An iPhone showing the Starbucks app
Starbuck’s gathers details about its customers’ preferences through its app.
Robert Way/Shutterstock

However, using predictive algorithms to assist brands analyse past behaviours (what you and others like you could have bought/watched) and give you decisions (at scale) will be imperfect.

Dating app Tinder’s reliance on algorithms to determine which photos users see has been criticised as flawed with very low reciprocal rates of interest between users “swiping right”. Understanding human behaviour requires intuition alongside algorithms.

If personalisation isn’t latest, then why the sudden hype?

Brands are rapidly embracing digital disruption. The digital revolution brought an influx of consumer data, but despite early algorithms, it was difficult for corporations to make sense of huge amounts of raw data.

Artificial Intelligence (AI) and machine learning have revolutionised this by enabling brands to make use of AI-driven methods to grasp their consumers and offer tailored content. In turn, consumers get to contribute to their product’s design.

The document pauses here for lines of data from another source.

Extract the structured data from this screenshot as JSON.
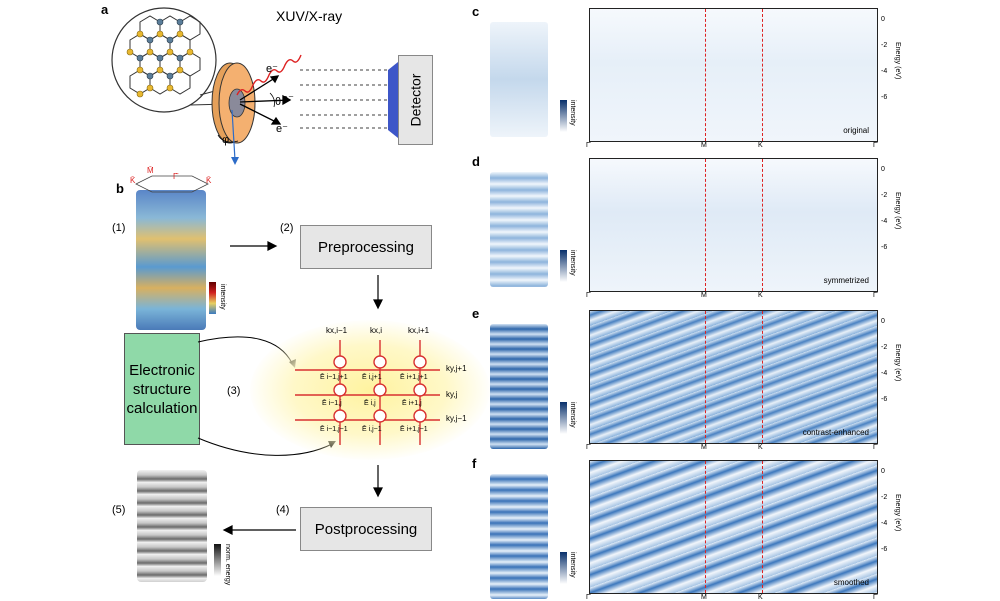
{
  "panel_a": {
    "letter": "a",
    "source_label": "XUV/X-ray",
    "electron_label": "e⁻",
    "theta": "θ",
    "phi": "φ",
    "detector_label": "Detector"
  },
  "panel_b": {
    "letter": "b",
    "steps": {
      "s1": "(1)",
      "s2": "(2)",
      "s3": "(3)",
      "s4": "(4)",
      "s5": "(5)"
    },
    "preprocessing": "Preprocessing",
    "postprocessing": "Postprocessing",
    "electronic_structure": "Electronic structure calculation",
    "intensity_label": "intensity",
    "norm_energy_label": "norm. energy",
    "bz_labels": {
      "k_left": "K̄",
      "m": "M̄",
      "gamma": "Γ̄",
      "k_right": "K̄"
    },
    "grid_top": [
      "kx,i−1",
      "kx,i",
      "kx,i+1"
    ],
    "grid_right": [
      "ky,j+1",
      "ky,j",
      "ky,j−1"
    ],
    "grid_nodes": [
      [
        "Ē i−1,j+1",
        "Ē i,j+1",
        "Ē i+1,j+1"
      ],
      [
        "Ē i−1,j",
        "Ē i,j",
        "Ē i+1,j"
      ],
      [
        "Ē i−1,j−1",
        "Ē i,j−1",
        "Ē i+1,j−1"
      ]
    ]
  },
  "right_panels": [
    {
      "letter": "c",
      "corner": "original"
    },
    {
      "letter": "d",
      "corner": "symmetrized"
    },
    {
      "letter": "e",
      "corner": "contrast-enhanced"
    },
    {
      "letter": "f",
      "corner": "smoothed"
    }
  ],
  "bands": {
    "x_ticks": [
      "Γ̄",
      "M̄",
      "K̄",
      "Γ̄"
    ],
    "y_ticks": [
      "0",
      "-2",
      "-4",
      "-6"
    ],
    "y_label": "Energy (eV)",
    "colorbar_label": "intensity"
  }
}
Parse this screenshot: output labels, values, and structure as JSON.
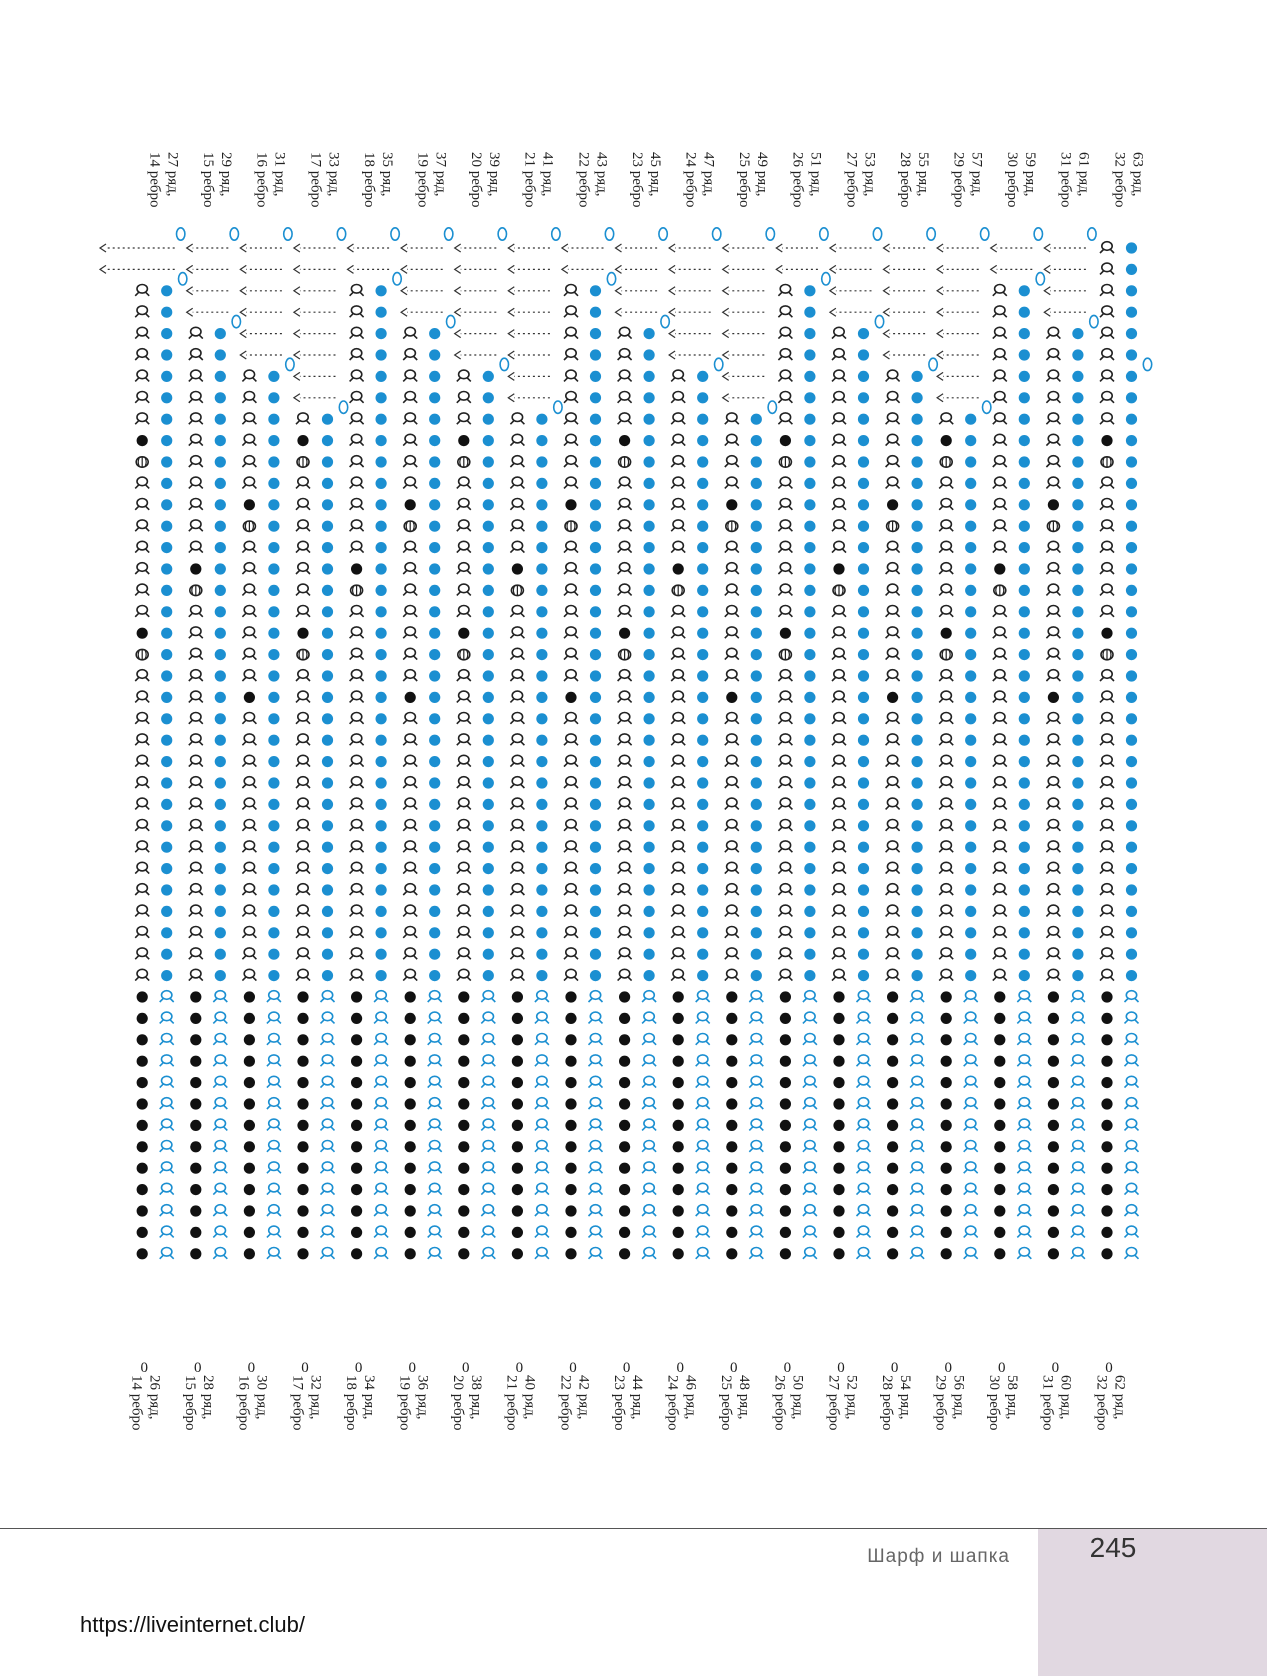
{
  "colors": {
    "blue": "#1b8fd1",
    "black": "#111111",
    "outline": "#222222",
    "arrow": "#333333"
  },
  "symbols": [
    "yarn-over-icon",
    "filled-dot-icon",
    "cross-loop-icon",
    "bobble-icon"
  ],
  "columns": [
    {
      "top": [
        "27 ряд,",
        "14 ребро"
      ],
      "bottom": [
        "26 ряд,",
        "14 ребро"
      ]
    },
    {
      "top": [
        "29 ряд,",
        "15 ребро"
      ],
      "bottom": [
        "28 ряд,",
        "15 ребро"
      ]
    },
    {
      "top": [
        "31 ряд,",
        "16 ребро"
      ],
      "bottom": [
        "30 ряд,",
        "16 ребро"
      ]
    },
    {
      "top": [
        "33 ряд,",
        "17 ребро"
      ],
      "bottom": [
        "32 ряд,",
        "17 ребро"
      ]
    },
    {
      "top": [
        "35 ряд,",
        "18 ребро"
      ],
      "bottom": [
        "34 ряд,",
        "18 ребро"
      ]
    },
    {
      "top": [
        "37 ряд,",
        "19 ребро"
      ],
      "bottom": [
        "36 ряд,",
        "19 ребро"
      ]
    },
    {
      "top": [
        "39 ряд,",
        "20 ребро"
      ],
      "bottom": [
        "38 ряд,",
        "20 ребро"
      ]
    },
    {
      "top": [
        "41 ряд,",
        "21 ребро"
      ],
      "bottom": [
        "40 ряд,",
        "21 ребро"
      ]
    },
    {
      "top": [
        "43 ряд,",
        "22 ребро"
      ],
      "bottom": [
        "42 ряд,",
        "22 ребро"
      ]
    },
    {
      "top": [
        "45 ряд,",
        "23 ребро"
      ],
      "bottom": [
        "44 ряд,",
        "23 ребро"
      ]
    },
    {
      "top": [
        "47 ряд,",
        "24 ребро"
      ],
      "bottom": [
        "46 ряд,",
        "24 ребро"
      ]
    },
    {
      "top": [
        "49 ряд,",
        "25 ребро"
      ],
      "bottom": [
        "48 ряд,",
        "25 ребро"
      ]
    },
    {
      "top": [
        "51 ряд,",
        "26 ребро"
      ],
      "bottom": [
        "50 ряд,",
        "26 ребро"
      ]
    },
    {
      "top": [
        "53 ряд,",
        "27 ребро"
      ],
      "bottom": [
        "52 ряд,",
        "27 ребро"
      ]
    },
    {
      "top": [
        "55 ряд,",
        "28 ребро"
      ],
      "bottom": [
        "54 ряд,",
        "28 ребро"
      ]
    },
    {
      "top": [
        "57 ряд,",
        "29 ребро"
      ],
      "bottom": [
        "56 ряд,",
        "29 ребро"
      ]
    },
    {
      "top": [
        "59 ряд,",
        "30 ребро"
      ],
      "bottom": [
        "58 ряд,",
        "30 ребро"
      ]
    },
    {
      "top": [
        "61 ряд,",
        "31 ребро"
      ],
      "bottom": [
        "60 ряд,",
        "31 ребро"
      ]
    },
    {
      "top": [
        "63 ряд,",
        "32 ребро"
      ],
      "bottom": [
        "62 ряд,",
        "32 ребро"
      ]
    }
  ],
  "bottom_marker": "0",
  "footer": {
    "section_title": "Шарф и шапка",
    "page_number": "245"
  },
  "source_url": "https://liveinternet.club/"
}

Big brands like Nike and L’Oreal have the proper formula for personalisation and their customers are having fun with a singular experience. This is sweet news for large brands with large budgets and access to data, but less so for smaller brands with fewer resources attempting to compete for the shopper’s attention.

With the expansion of AI technology, we’ll start seeing open-source software with publicly accessible data that enables even the smallest brands access and know-how to make every experience bespoke.